Thursday, October 14, 2010

World-threatening Stakes in Fantasy

Reading thuRsday

A writing friend asked, "Am I right in thinking that realistic fiction plots can be, 'I hope I get the cute guy,' 'I'm going to save my dad from this terrible disease,' etc. (i.e., major conflicts that we have in real life), but fantasy fiction plots have to involve the kingdom or the world?"

It's not that the stakes in fantasy must be world-threatening, it's that it's easier to make them so.

In the real world, nothing (except perhaps the sun exploding) threatens the entire planet; at best there are threats to our personal or social worlds. In fantasy, the author can say that Bad Guy's Frog of Doom will swallow the planet if Hero doesn't stop him and we the readers accept the threat because we accept the world.

Of course, the world we know is only one of a universe of worlds that can be imperiled.
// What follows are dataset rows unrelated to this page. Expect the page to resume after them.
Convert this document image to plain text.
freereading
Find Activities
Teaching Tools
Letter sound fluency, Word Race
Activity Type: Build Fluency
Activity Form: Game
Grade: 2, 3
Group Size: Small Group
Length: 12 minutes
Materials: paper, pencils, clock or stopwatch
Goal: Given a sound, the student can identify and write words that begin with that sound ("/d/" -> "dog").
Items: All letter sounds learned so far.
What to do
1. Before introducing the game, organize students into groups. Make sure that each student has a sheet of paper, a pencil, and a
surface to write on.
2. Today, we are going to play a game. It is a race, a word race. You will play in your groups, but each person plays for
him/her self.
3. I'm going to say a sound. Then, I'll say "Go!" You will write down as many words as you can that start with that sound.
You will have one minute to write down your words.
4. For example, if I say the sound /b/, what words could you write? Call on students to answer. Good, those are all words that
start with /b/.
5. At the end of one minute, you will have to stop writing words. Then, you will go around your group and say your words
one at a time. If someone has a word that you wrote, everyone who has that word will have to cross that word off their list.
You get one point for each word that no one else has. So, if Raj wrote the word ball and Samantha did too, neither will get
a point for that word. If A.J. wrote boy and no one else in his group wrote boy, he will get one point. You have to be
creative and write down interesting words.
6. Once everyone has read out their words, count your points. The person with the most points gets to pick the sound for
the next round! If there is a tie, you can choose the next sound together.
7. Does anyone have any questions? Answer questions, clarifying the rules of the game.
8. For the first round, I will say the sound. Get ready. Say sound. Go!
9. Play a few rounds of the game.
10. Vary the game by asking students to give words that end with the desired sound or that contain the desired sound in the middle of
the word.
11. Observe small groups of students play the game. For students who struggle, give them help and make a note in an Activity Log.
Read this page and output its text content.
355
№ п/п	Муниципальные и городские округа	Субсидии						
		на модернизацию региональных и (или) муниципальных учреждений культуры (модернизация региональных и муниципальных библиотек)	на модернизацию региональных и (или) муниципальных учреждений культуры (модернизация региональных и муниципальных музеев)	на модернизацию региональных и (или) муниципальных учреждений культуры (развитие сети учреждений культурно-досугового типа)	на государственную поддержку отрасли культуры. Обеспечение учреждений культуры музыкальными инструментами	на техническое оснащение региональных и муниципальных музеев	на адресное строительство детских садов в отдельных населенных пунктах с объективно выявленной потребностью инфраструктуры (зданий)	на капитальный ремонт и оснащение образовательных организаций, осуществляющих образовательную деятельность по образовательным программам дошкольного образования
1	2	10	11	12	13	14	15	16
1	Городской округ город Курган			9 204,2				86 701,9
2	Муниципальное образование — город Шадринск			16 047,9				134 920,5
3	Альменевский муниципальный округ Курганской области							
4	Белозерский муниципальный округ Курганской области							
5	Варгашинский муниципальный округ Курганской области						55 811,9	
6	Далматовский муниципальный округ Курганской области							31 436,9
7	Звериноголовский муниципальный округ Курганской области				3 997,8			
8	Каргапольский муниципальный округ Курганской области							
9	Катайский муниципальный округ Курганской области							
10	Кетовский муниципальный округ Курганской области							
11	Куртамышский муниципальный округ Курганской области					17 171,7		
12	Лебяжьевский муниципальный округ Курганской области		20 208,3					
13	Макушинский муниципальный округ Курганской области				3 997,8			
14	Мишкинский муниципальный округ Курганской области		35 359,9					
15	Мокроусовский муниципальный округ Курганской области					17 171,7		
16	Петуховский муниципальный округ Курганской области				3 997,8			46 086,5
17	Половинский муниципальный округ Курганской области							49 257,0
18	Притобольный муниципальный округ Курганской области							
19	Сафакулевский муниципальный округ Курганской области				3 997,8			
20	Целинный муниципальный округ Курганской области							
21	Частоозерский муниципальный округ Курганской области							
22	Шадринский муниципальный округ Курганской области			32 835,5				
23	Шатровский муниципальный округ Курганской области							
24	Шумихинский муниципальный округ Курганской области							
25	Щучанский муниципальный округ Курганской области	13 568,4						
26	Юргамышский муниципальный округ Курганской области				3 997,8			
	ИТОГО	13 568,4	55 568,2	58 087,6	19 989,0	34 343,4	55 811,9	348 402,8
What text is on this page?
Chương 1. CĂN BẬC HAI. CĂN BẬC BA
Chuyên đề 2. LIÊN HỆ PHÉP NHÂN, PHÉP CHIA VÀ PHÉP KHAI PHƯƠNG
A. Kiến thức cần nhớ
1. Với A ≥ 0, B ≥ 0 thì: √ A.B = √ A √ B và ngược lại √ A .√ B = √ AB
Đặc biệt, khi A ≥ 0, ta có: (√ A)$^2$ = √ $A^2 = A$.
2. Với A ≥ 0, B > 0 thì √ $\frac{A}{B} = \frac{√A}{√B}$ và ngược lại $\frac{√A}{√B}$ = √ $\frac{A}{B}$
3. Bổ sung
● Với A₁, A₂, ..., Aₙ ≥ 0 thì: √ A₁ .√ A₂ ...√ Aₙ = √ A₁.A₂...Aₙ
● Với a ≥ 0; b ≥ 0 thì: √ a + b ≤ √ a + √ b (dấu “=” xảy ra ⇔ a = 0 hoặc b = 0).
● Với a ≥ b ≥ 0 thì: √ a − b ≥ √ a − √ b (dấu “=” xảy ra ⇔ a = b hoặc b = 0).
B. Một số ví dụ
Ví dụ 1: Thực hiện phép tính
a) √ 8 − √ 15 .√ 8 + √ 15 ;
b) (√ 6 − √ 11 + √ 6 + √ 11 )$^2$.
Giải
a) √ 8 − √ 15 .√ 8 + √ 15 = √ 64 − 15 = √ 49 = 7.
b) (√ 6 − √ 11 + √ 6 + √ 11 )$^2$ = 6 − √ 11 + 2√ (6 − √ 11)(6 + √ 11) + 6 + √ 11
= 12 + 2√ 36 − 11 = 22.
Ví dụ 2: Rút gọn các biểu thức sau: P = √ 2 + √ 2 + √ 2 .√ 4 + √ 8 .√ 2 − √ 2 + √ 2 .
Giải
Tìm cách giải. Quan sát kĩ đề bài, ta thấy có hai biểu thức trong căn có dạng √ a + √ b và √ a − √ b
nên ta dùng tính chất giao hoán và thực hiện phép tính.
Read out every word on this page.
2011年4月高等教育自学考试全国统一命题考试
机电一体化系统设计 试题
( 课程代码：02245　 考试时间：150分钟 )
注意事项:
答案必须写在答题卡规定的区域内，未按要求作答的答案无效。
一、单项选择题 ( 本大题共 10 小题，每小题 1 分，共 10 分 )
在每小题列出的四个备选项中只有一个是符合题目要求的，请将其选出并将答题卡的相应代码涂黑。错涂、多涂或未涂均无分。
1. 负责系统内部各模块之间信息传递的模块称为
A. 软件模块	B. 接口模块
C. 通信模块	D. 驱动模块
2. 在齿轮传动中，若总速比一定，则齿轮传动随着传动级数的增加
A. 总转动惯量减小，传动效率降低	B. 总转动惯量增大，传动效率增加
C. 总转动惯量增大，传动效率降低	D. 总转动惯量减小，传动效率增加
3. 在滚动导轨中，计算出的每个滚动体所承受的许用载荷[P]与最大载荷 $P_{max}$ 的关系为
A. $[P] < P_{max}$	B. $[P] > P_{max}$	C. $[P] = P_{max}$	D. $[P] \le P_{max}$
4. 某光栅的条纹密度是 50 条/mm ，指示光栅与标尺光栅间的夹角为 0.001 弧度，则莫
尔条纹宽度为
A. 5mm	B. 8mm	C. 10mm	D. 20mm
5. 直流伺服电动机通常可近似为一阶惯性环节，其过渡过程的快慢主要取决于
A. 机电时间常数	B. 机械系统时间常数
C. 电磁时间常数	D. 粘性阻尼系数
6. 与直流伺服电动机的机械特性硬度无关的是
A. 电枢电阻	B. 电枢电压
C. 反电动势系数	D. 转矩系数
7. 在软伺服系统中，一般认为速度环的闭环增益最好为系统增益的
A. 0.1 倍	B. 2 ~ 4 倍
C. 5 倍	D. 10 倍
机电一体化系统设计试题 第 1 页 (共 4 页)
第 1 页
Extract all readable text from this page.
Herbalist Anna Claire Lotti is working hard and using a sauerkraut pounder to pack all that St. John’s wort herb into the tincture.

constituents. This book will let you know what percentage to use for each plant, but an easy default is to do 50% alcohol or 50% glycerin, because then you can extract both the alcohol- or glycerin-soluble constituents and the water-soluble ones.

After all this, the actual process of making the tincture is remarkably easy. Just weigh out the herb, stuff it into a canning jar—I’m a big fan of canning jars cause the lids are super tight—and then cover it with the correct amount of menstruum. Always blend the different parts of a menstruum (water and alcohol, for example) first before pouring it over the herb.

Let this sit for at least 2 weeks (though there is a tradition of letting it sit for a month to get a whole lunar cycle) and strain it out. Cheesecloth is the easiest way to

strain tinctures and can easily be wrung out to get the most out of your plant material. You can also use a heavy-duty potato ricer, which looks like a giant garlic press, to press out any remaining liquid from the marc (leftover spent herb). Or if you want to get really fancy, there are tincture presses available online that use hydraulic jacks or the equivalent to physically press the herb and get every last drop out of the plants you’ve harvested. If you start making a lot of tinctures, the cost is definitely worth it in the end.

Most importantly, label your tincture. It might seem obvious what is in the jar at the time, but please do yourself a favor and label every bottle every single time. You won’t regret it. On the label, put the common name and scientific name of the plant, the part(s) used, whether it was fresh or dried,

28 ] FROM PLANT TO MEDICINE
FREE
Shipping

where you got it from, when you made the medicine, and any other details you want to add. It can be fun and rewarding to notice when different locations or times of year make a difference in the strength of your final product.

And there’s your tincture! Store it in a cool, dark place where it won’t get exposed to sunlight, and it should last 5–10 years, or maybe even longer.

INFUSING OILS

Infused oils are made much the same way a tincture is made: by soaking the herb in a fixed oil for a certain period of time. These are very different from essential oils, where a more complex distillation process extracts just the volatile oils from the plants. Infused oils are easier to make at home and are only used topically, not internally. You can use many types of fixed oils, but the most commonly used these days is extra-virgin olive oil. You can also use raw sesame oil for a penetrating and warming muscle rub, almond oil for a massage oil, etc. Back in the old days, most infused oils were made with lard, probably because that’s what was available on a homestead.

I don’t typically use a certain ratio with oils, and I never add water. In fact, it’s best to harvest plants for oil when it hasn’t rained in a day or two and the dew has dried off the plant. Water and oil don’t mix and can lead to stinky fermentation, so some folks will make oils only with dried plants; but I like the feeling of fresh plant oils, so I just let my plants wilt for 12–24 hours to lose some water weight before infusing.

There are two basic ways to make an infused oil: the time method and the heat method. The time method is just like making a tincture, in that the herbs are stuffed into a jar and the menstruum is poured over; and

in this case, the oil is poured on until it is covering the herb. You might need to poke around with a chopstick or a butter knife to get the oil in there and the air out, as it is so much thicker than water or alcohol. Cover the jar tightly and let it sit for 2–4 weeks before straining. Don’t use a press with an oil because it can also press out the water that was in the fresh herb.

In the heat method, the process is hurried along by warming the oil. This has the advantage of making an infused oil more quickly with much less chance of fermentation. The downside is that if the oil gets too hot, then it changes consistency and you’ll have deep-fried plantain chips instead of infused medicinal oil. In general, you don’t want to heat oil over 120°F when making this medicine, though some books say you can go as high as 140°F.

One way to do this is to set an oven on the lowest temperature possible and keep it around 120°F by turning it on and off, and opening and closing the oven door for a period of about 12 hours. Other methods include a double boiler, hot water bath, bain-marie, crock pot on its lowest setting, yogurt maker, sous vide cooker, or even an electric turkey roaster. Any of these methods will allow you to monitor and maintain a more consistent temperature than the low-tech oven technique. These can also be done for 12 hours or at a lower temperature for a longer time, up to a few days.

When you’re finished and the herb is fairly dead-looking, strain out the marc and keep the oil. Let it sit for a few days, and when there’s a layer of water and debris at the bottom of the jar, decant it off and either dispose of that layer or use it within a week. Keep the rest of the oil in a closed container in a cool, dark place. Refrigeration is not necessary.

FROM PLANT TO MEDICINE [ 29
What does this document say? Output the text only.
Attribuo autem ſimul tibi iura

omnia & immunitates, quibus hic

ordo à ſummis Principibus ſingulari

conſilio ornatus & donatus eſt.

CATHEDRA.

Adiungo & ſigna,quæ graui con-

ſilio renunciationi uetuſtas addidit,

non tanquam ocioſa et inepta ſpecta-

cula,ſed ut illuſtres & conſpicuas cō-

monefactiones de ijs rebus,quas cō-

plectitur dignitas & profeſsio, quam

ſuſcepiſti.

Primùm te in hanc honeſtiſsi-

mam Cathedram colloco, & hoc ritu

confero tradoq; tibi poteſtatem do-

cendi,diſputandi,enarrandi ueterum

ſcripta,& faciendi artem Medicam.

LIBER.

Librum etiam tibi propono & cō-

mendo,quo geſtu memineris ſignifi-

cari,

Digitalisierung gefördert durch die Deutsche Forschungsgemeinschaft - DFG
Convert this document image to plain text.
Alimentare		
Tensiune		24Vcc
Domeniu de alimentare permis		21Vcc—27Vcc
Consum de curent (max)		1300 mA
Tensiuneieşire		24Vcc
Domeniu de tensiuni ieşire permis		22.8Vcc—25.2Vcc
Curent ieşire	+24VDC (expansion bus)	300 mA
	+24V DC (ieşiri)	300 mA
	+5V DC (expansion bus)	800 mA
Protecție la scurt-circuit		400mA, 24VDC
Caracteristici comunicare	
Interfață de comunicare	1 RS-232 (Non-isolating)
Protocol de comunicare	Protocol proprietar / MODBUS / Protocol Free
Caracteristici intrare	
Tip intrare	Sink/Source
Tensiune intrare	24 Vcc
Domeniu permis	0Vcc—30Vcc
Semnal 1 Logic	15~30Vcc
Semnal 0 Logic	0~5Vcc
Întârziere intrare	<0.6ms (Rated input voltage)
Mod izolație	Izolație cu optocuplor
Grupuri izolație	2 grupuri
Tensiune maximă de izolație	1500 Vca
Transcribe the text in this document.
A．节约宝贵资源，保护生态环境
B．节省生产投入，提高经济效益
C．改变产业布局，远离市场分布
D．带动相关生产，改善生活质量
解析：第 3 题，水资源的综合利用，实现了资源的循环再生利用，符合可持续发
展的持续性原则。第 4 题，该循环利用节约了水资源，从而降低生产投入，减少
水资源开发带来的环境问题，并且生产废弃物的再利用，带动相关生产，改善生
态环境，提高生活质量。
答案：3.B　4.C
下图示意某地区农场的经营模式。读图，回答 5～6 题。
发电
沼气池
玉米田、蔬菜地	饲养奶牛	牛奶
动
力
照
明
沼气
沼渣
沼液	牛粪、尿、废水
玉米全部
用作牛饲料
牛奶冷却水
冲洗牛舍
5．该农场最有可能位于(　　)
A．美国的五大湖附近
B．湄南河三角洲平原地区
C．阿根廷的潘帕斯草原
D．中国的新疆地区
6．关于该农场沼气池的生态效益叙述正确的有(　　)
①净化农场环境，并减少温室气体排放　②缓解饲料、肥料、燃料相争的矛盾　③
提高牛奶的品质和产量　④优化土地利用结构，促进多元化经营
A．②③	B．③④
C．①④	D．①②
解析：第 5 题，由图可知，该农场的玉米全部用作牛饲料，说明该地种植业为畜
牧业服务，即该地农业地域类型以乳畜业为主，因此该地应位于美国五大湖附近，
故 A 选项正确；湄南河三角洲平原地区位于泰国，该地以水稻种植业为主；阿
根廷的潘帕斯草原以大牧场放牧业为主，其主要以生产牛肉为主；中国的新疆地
Aprilynne Pike's Wings, for example, is mostly the story of the protagonist's discovery of her fairy heritage and a rather nasty run-in she has with some trolls. But the stakes go up with the revelation that she was placed in our world to guard a gateway to the fairy land that the trolls would dearly like to find and pull apart, petal by petal.

Put another way, in fantasy it's easier to extrapolate the personal threats to a broader population and thus raise the stakes. If Bad Guy can turn Hero into a warthog, what's to stop him from turning everyone else into warthogs?

I suspect this is so because a deep, common fantasy is that we are specially significant in the larger scheme of things. We tend to bring out that theme (often as the "child of destiny") because it's much harder to indulge that fantasy in the real world (which sometimes seems to go out of its way to prove otherwise).